President Trump might want to think long and hard the next time he feels inclined to delete a tweet — because he might be breaking the law.
On Wednesday, two members of the House Oversight Committee sent a letter to White House counsel Don McGahn saying they were concerned about the possibility of Trump violating the Presidential Records Act if he deletes a post that is not archived. The authors of the letter were committee chairman Jason Chaffetz (R-UT), and ranking member Elijah Cummings (D-MD).
"Many of the messages sent from these accounts are likely to be presidential records and therefore must be preserved," the letter read, referring to Trump’s use of both his personal @realDonaldTrump account and his official @POTUS account. "It has been reported, however, that President Trump has deleted tweets, and if those tweets were not archived, it could pose a violation of the Presidential Records Act."
For a long time, Trump has been in the habit of deleting tweets, particularly if they contain spelling errors (and they frequently do).
It took Trump and his team 87 minutes to fix the word "unpresidented." pic.twitter.com/Bz7NxSqwlo— Kyle Griffin (@kylegriffin1) December 17, 2016
The fact that he's now president of the United States doesn't seem to have deterred him from engaging in this practice. And while the congressmen's letter was sent on March 8, 2017, it's not the first time there has been speculation over whether Trump deleting tweets without preserving a record could violate the law.

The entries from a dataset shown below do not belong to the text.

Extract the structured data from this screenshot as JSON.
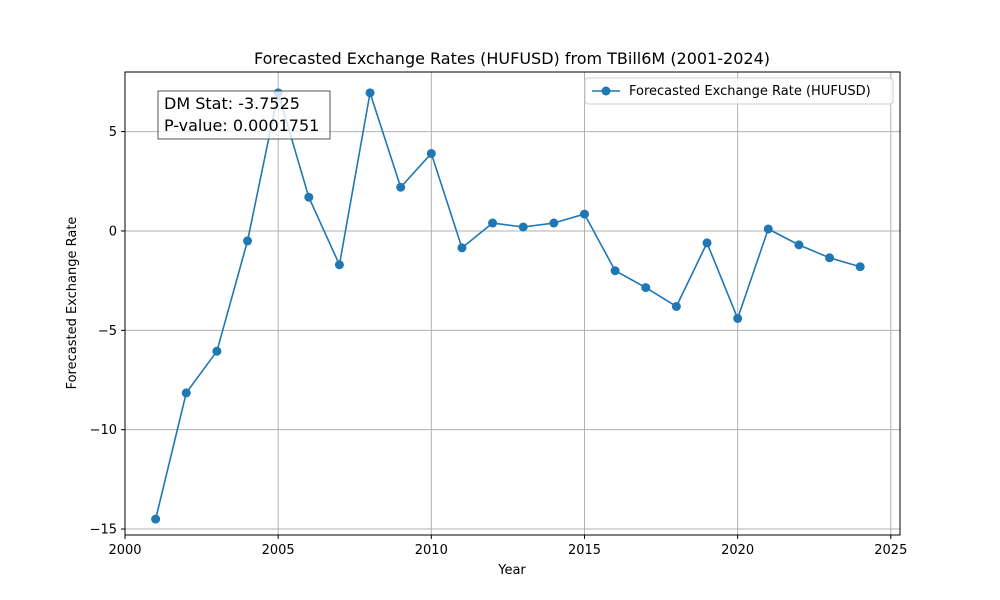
{
  "chart_data": {
    "type": "line",
    "title": "Forecasted Exchange Rates (HUFUSD) from TBill6M (2001-2024)",
    "xlabel": "Year",
    "ylabel": "Forecasted Exchange Rate",
    "xlim": [
      2000,
      2025.3
    ],
    "ylim": [
      -15.3,
      8.0
    ],
    "xticks": [
      2000,
      2005,
      2010,
      2015,
      2020,
      2025
    ],
    "yticks": [
      -15,
      -10,
      -5,
      0,
      5
    ],
    "grid": true,
    "legend_position": "upper right",
    "series": [
      {
        "name": "Forecasted Exchange Rate (HUFUSD)",
        "color": "#1f77b4",
        "marker": "circle",
        "x": [
          2001,
          2002,
          2003,
          2004,
          2005,
          2006,
          2007,
          2008,
          2009,
          2010,
          2011,
          2012,
          2013,
          2014,
          2015,
          2016,
          2017,
          2018,
          2019,
          2020,
          2021,
          2022,
          2023,
          2024
        ],
        "y": [
          -14.5,
          -8.15,
          -6.05,
          -0.5,
          6.95,
          1.7,
          -1.7,
          6.95,
          2.2,
          3.9,
          -0.85,
          0.4,
          0.2,
          0.4,
          0.85,
          -2.0,
          -2.85,
          -3.8,
          -0.6,
          -4.4,
          0.1,
          -0.7,
          -1.35,
          -1.8
        ]
      }
    ],
    "annotation": {
      "lines": [
        "DM Stat: -3.7525",
        "P-value: 0.0001751"
      ]
    }
  }
}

Trump spelled "hereby" wrong. Took two minutes to correct it. Got it wrong again. Let's see if third time's the charm... pic.twitter.com/UajEXbxc1C— Marlow Stern (@MarlowNYC) March 3, 2017
Chaffetz and Cummings also expressed concern over reports that some members of the Trump administration have used apps like Signal and Confide to communicate. These apps send encrypted messages, which are sometimes automatically deleted once they’re received.
“The need for data security...does not justify circumventing requirements established by federal recordkeeping and transparency laws,” reads the letter.
President Trump has yet to acknowledge or respond to Chaffetz and Cummings. But something tells us we haven't seen the last of a deleted, non-archived tweet from @POTUS.